The show was a needed comedown after the World Cup final, a thrilling game between France and Italy that scored a point for each and then went into two overtimes and a series of penalty kicks. I'd been a tepid France supporter, because (a) they seemed to be the underdog, although not by much, (b) I thought Italy suspiciously lucky in the matches I'd seen, (c) Italy had beaten the U.S., and that matters, no matter how average our team played, and (d) most of the soccer fans in Ann Arbor seemed to be Azzurri partisans, so my contrarian impulses rather demanded that. All that changed in the last few minutes, as Zinedine Zidane disgraced himself and his team (and probably cost France the World Cup), leaving a sour taste from an otherwise terrific couple of hours. England's Wayne Rooney had been bad enough, but that little tantrum at least seemed to be a result of the heat of passion; Zidane actually turned around and walked back to deliver Mazzerati his savage headbutt. No matter how tired you are, no matter what kind of shit people try to talk, when the stakes are that high, isn't a better form of vengeance simply plowing ahead and winning, especially if it's your very last game ever? I suppose the guy'll have grief enough to deal with--as he's retiring anyway, one thing for which people will remember him is that he probably pissed away his team's chances through unthinking machismo. Lesson for us all there, really.

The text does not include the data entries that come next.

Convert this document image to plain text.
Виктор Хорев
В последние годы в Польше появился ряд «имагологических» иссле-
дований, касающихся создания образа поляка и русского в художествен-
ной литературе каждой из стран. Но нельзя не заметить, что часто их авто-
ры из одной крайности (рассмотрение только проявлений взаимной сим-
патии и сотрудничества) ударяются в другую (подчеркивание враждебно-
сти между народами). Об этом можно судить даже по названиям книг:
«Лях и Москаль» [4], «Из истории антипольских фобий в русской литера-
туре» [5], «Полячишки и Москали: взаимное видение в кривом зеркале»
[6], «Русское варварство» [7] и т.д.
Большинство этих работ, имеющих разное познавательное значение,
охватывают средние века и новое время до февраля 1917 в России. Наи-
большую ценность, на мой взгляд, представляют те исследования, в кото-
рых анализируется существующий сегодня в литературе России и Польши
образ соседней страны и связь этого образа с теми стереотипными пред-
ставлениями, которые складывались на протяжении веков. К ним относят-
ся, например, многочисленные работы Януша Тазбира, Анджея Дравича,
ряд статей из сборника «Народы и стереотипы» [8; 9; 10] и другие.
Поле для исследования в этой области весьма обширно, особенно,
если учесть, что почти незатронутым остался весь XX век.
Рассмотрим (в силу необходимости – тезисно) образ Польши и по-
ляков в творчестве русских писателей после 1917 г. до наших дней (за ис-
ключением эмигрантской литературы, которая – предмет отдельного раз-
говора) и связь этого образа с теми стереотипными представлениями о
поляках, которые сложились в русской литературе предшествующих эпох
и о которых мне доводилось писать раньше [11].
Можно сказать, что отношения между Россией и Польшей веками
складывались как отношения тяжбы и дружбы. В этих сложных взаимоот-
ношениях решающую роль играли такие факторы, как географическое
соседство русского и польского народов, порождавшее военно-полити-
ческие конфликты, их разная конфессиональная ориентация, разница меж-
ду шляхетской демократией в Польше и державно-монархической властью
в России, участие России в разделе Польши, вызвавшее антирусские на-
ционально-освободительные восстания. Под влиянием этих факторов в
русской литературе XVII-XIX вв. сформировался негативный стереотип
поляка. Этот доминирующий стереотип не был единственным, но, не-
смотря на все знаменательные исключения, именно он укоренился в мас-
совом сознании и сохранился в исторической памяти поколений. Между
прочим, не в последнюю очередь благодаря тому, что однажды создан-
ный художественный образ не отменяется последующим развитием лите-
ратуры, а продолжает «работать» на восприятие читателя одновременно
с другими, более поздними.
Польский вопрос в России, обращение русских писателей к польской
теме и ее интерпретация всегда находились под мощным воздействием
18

Me And You And Everyone We Know (2005), which I'd seen the previous day, is pretty much the polar opposite of L'Affair Zidane; a beautiful, luminous movie written and directed by the beautiful, luminous Miranda July, who also stars as Christine, a video artist and taxi driver who searches for enlightenment and happiness through personal encounters. She eventually runs into shoe salesman Richard (John Hawkes, Sol Star on Deadwood), who has his own problems to deal with in the form of his two precocious children. It sounds unbearably twee and pretentious, but somehow skillfully avoids it. I still haven't figured out how July pulled it off. It probably has something to do with the simplicity of the ideas and the acting, as well as the frequently insane dialogue: "How do you computerize soup?" Christine and Richard's problems are linked to those of a variety of individuals, a perspective amplifying the struggles faced by people simply searching for happiness in the knowledge of others. Sometimes the subplots become extremely disturbing, but if Todd Solondz can apparently get away with it, I see no reason not to give July the benefit of the doubt. The last scene is a beaut, but the penultimate scene is one of the most romantic cinematic sequences I've ever encountered, redeeming the occasional slightness of plot or direction. I had a smile on my face (occasionally bemused, but generally beatific) the whole time I was watching this, and that's not something that happens very often.